Pente-fino para recuperar R$ 6 bi

Auditoria na folha federal tenta identificar benefícios indevidos pagos por decisão judicial

Após aumentar o contingente da máquina pública com 57,1 mil servidores desde 2003, o governo vai fazer agora uma grande auditoria nos gastos da folha de pessoal, para identificar pagamentos indevidos recebidos por servidores civis do Executivo, da ativa e aposentados.

A ideia é corrigir distorções incorporadas indevidamente por força de decisões judiciais, para reduzir em até 5% a folha de R$ 121 bilhões (em 2009). Essa meta geraria uma economia de R$ 6 bilhões ao ano.

A auditoria já começou, e uma das primeiras ações foi levantar as sentenças judiciais que elevaram os vencimentos de uma parcela do funcionalismo.

Descobriu-se que dos mais de 1,13 milhão de servidores civis, 223.369 ganharam ações que elevam a folha em R$ 1,725 bilhão ao ano, ou R$ 132 milhões ao mês. O que se busca são ganhos indevidos repassados ao longo dos anos a funcionários que não teriam direito aos benefícios confirmados pelas decisões judiciais.

A premissa do Ministério do Planejamento, que coordena o processo, é que, por terem transitado em julgado (até a última instância), boa parte desses aumentos é legal e não pode ser mais contestada. Mas será feito um pente-fino em todas as decisões dadas para incorporar aos salários perdas com planos econômicos, gratificações e adicionais (como insalubridade e periculosidade).

Os técnicos da Secretaria de Recursos Humanos do Ministério do Planejamento pretendem implantar ferramentas para cruzar dados e verificar discrepâncias, numa auditoria permanente.

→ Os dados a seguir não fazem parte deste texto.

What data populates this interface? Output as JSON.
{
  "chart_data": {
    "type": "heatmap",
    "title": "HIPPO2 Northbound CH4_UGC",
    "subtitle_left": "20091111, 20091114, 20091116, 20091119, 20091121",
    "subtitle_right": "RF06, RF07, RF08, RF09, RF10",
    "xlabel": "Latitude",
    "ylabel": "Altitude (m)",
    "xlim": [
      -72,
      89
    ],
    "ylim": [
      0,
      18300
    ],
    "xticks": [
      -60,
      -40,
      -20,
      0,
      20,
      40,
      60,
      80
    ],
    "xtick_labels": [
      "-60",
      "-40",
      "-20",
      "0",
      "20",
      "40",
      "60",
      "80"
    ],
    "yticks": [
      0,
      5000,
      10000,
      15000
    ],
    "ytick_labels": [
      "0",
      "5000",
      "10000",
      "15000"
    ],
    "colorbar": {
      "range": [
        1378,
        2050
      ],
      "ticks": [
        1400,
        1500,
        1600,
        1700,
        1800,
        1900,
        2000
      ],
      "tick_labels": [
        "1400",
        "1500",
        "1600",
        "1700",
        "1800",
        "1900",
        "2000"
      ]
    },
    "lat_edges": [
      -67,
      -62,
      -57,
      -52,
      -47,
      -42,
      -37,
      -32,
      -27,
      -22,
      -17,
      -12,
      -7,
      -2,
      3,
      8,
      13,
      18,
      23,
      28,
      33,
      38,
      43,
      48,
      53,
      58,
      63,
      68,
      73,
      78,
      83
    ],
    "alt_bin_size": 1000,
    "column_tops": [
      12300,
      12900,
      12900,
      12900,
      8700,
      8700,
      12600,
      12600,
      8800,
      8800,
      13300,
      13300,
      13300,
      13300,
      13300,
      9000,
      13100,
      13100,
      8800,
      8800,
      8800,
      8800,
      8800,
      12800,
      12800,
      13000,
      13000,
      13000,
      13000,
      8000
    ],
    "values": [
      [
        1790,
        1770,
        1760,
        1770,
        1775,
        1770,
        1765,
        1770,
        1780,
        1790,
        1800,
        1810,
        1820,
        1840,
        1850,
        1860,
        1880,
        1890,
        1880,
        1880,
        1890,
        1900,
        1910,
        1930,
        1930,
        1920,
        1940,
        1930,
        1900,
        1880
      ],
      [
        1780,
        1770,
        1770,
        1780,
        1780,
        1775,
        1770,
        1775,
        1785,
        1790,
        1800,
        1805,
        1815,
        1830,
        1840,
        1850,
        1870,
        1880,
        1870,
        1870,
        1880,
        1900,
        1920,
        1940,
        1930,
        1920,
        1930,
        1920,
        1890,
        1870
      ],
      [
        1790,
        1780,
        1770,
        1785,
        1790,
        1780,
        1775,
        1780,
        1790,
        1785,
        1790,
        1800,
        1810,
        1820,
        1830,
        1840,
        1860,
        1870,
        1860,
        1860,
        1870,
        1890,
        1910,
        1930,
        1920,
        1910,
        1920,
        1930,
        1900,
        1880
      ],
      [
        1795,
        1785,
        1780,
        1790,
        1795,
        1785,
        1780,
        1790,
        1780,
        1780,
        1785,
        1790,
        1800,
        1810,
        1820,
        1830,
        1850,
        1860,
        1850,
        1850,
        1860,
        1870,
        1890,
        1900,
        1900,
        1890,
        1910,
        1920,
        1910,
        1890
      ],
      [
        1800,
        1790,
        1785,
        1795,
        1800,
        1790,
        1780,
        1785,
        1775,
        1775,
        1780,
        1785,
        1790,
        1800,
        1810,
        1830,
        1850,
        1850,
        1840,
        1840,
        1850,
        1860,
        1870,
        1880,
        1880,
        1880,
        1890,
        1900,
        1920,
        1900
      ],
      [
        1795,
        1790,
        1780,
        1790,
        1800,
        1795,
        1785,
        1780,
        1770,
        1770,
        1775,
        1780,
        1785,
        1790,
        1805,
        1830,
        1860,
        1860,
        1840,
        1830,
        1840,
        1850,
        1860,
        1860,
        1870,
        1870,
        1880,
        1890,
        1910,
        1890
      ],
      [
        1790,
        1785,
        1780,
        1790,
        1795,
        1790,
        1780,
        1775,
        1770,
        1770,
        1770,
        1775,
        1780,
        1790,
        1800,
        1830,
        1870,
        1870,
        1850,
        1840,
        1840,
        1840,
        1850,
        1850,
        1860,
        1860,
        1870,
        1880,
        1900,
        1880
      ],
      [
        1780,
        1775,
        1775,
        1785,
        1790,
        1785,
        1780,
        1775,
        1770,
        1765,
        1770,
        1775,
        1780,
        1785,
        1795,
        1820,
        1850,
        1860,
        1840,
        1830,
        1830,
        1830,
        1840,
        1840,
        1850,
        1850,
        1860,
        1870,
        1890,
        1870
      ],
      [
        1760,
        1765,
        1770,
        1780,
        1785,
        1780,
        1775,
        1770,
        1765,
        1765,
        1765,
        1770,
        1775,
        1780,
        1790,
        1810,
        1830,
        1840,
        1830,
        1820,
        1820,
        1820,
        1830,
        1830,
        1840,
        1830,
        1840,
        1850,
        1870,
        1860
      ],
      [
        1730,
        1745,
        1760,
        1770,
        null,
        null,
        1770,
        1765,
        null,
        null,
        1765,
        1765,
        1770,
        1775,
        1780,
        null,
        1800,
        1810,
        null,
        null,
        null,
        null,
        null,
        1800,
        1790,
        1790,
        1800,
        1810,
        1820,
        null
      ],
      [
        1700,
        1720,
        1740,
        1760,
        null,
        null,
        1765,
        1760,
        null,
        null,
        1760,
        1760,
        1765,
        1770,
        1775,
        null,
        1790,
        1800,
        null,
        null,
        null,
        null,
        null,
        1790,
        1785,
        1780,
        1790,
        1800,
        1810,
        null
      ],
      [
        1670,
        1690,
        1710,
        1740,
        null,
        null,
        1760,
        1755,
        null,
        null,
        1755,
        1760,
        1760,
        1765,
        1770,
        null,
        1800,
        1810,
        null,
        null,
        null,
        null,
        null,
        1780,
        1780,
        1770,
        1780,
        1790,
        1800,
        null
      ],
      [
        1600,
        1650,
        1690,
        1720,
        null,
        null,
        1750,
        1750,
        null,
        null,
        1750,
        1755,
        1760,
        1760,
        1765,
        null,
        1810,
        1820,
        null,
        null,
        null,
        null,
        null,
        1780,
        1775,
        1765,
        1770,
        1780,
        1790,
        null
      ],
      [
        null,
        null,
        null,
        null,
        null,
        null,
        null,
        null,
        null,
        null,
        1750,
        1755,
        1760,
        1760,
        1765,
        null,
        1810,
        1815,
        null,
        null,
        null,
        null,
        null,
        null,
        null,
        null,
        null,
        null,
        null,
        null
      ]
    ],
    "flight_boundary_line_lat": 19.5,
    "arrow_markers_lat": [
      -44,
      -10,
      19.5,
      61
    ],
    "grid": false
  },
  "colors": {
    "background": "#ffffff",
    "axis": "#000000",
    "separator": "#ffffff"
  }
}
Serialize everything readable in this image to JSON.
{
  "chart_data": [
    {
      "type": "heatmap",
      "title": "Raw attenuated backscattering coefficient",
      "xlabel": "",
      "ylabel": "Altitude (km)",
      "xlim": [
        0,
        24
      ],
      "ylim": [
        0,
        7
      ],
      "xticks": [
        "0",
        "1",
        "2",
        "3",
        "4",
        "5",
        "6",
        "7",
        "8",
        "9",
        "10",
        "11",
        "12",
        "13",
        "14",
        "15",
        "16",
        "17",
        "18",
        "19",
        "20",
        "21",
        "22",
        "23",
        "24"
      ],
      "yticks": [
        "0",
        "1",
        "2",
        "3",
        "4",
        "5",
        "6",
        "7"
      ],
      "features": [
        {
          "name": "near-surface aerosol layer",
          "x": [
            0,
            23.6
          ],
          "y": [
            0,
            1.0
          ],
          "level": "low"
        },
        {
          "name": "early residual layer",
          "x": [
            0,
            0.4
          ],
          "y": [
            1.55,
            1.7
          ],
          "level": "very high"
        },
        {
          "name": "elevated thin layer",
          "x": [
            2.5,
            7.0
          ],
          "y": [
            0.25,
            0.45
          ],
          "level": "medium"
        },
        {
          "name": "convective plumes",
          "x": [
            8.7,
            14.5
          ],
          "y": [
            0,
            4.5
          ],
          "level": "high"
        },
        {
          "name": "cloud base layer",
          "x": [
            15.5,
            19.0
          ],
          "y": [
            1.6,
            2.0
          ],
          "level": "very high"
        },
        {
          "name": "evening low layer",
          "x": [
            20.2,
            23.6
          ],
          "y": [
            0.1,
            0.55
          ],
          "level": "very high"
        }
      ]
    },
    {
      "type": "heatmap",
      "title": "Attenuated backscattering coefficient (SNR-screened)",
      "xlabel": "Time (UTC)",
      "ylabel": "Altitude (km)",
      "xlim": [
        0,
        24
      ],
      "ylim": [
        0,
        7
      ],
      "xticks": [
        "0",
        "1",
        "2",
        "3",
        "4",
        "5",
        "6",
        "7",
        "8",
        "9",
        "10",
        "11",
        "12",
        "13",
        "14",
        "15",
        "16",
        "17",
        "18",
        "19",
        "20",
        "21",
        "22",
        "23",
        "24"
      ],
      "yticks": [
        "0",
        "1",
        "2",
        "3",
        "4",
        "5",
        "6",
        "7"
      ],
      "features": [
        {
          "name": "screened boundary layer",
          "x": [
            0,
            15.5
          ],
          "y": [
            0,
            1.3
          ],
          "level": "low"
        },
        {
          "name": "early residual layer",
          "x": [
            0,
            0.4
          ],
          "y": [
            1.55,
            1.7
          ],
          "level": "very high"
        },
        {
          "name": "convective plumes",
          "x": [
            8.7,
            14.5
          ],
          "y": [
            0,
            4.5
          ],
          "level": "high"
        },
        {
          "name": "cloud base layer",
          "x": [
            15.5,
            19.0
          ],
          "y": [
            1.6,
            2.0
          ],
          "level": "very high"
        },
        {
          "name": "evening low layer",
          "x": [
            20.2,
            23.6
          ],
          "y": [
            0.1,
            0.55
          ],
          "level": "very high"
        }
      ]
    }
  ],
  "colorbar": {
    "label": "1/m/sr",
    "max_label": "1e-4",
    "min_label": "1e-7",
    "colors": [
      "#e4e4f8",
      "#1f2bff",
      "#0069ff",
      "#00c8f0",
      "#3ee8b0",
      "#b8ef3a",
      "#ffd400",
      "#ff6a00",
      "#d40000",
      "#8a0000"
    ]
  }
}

Se o sistema identificar elevação súbita de pagamentos ou variação inadequada da folha, será gerado um alerta. O Tribunal de Contas da União (TCU) e a Controladoria Geral da União (CGU) deverão ser incorporados a esse processo de controle.

— Haverá um sistema de inteligência para que toda a folha possa passar por um filtro — diz um técnico.
universidades são alvo na 1ª etapa
O principal alvo do primeiro levantamento são as universidades e instituições federais de ensino. São 56 órgãos e 8,5 mil servidores que estão ganhando mais do que seus colegas, com base em ações judiciais. Dos R$ 132 milhões de gastos adicionais por mês, essas instituições levam R$ 80,8 milhões. As universidades foram alertadas de que terão sua folha auditada pelo Ministério do Planejamento.

Entre as instituições que concentram os maiores valores estão as universidades Federais do Rio de Janeiro (UFRJ), do Ceará (UFC) e de Brasília (UnB). No caso da UFRJ, constatou-se que 31.483 servidores foram beneficiados por decisão judicial. Mas a média mensal fica em R$ 560 por funcionário.

Por isso, ela não aparece entre os dez órgãos que mais pagam valores acima de R$ 10 mil por servidor.

Mas é nesta relação — de adicionais acima de R$ 10 mil mensais — que aparece a UFC, onde 3.905 funcionários recebem R$ 8,2 milhões a mais por mês, amparados pela Justiça. Isso representa média de R$ 2.103 por cabeça.

Na universidade cearense, o levantamento do governo apontou que 153 professores — na maioria, aposentados — recebem salários médios de R$ 17,9 mil por mês. É lá ainda que estão os maiores adicionais de salário, que variam de R$ 28 mil a R$ 43 mil.

Foi incorporada uma gratificação chamada de Função Comissionada/ Cargo de Direção (FC/CD), dada a partir de 1989, a título de complementação salarial por cargo de chefia, a funcionários das universidades.

Essa gratificação eleva a folha em R$ 30 milhões mensais e suspeita-se que são indevidos até 30% do que é pago. Foram identificados 32.631 servidores que recebem complementações acima de R$ 1 mil. Somados, representam acréscimo mensal de R$ 87,2 milhões à folha. Desses, 854, chamados de marajás, ganham adicionais acima de R$ 10 mil por mês.